If the authentication using mode 2 succeeds, the BGP Flow Specification route is considered valid, and the device does not attempt to authenticate the route using mode 1.
If the authentication using mode 2 fails, the device attempts to authenticate the route using mode 1.

If authentication mode 2 is not enabled, the device attempts to authenticate the route using mode 1.

As mentioned previously, after receiving a BGP Flow Specification route with a destination address specified in a filtering rule, a BGP Flow Specification peer must verify the route. The route is considered valid only if it passes BGP Flow Specification route authentication. Figure 3 shows how BGP Flow Specification authentication works.

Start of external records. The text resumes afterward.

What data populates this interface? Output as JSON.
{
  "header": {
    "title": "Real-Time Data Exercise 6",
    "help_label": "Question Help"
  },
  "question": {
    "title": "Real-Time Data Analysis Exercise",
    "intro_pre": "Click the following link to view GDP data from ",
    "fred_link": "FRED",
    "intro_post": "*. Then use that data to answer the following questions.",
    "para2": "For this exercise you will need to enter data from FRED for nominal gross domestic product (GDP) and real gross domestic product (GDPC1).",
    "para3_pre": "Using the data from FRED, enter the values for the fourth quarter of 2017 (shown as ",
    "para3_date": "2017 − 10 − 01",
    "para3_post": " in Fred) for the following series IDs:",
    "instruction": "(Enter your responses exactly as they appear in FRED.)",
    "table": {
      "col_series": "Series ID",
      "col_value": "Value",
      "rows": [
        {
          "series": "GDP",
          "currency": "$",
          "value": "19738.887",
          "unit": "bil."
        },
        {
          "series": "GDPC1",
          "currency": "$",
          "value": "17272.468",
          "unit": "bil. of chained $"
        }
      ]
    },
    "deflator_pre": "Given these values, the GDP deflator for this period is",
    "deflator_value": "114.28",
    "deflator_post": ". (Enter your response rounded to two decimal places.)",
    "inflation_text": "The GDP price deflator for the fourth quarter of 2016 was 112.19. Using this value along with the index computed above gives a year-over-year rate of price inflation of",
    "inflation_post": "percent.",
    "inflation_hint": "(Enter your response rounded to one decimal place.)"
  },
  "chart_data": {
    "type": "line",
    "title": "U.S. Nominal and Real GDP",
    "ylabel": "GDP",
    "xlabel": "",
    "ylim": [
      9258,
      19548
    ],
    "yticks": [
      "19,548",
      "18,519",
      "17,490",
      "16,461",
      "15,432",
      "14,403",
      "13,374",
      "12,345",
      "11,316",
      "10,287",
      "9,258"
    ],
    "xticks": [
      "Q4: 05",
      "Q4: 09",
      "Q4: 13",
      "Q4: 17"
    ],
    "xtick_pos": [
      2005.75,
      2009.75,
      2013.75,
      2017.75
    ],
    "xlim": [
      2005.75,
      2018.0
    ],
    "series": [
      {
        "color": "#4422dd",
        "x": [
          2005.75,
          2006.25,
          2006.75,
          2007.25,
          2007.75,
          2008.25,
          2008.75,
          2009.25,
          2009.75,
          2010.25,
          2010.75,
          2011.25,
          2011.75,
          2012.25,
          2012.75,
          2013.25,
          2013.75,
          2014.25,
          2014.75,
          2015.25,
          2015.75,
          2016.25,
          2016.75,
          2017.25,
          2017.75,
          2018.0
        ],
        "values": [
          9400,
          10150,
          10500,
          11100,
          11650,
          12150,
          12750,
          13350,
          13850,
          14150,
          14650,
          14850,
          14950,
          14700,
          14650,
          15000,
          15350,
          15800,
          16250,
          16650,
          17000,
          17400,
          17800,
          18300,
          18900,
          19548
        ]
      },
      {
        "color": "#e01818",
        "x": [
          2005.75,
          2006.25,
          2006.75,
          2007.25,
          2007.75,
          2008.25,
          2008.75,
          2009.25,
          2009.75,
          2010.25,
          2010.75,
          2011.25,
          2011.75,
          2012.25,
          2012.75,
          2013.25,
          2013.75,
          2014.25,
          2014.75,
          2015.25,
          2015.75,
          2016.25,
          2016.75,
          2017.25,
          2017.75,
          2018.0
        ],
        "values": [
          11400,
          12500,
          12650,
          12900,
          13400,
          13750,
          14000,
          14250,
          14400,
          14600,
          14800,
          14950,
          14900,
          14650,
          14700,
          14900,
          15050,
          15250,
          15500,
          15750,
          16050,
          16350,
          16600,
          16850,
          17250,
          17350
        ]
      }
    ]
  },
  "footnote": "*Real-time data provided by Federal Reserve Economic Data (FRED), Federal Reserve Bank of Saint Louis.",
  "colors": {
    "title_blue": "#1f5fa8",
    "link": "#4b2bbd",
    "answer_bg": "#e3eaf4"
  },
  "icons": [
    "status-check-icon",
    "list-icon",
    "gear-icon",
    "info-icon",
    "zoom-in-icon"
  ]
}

Figure 3 BGP Flow Specification authentication rules

As shown in Figure 4, a BGP Flow Specification peer relationship is established between DeviceA and DeviceB. DeviceB receives a BGP Flow Specification route from DeviceA. The route carries a filtering rule to control traffic destined for the IP address 172.16.1.0/24. Then, DeviceB authenticates the route using the following process:

DeviceB searches its IP routing table and finds two unicast routes 172.16.0.0/16 and 172.16.1.0/24. After comparison, DeviceB finds that 172.16.1.0/24 is the optimal unicast route.
DeviceB checks the route 172.16.1.0/24 and finds that it is a BGP route.
The originator of the unicast route is DeviceC and the originator of the BGP Flow Specification route is DeviceA. The BGP Flow Specification route fails to be authenticated because the two originators are different.

Figure 4 BGP Flow Specification route authentication

On the NetEngine 8000 F, BGP Flow Specification route authentication can be disabled. If you want to filter traffic based on a specified address prefix, but the BGP Flow Specification route that carries the filtering rule cannot be authenticated, disable BGP Flow Specification route authentication.

BGP Flow Specification implementation on a private network is similar to that on a public network, except that the BGP Flow Specification peer relationship is a VPN peer relationship and the deployment is different on the private network.